A Visit to the Rubin Museum: the Science of Evil and Penis Yoga
debragalant | March 17, 2011
The brain chemistry of the psychopath was the subject, loosely speaking, at last night’s lecture at the Rubin Museum of Art, a New York City museum that focuses on Himalayan art and occupies the former Barney’s department store. Officially, the program was part of the museum’s “Brain Wave” series of lectures about dreaming, and the subject matter assigned to thriller writer and lawyer Scott Turow and neuroscientist Michael Gazzaniga was “The Murderous Mind.” I think I expected, or hoped for, an experience like something out of Justin Cronin’s voluminous literary vampire novel of last summer, “The Passage,” in which the lonely band of humans on the run from the vampires who have overtaken earth are tricked and seduced by their dreams. But dreams weren’t on the agenda at all, and the conversation was fairly arid and ultimately academic.
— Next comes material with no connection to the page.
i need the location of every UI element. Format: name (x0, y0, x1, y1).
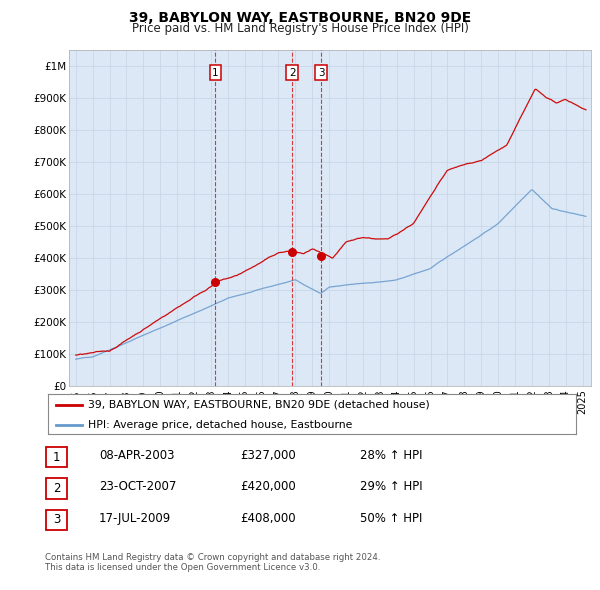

We did learn that the relatively new field of social neuroscience is working to zero in on the brain chemistry that fuels the criminal mind. “Neuroscience is going to find out what’s wrong with psychopaths,” said Gazzaniga. And both panelists seemed pretty sure that criminals will eventually be able to be rehabilitated with psychotropic drugs. Imagine, a pill instead of a penitentiary! “[It will be] far less invasive to control the mind than to eradicate an entire human being,” said Turow, who served on the Illinois Commission on Capital Punishment. We also learned that the wacky filmmaker Sacha Baron Cohen has a brother, Simon Baron-Cohen, who is an authority in this field and has a book coming out, “The Science of Evil,” this May. I’d love to see the two Baron Cohens (Simon hyphenates, Sacha does not) on the same panel. Maybe the Rubin Museum can arrange that for next year’s “Brain Wave” series.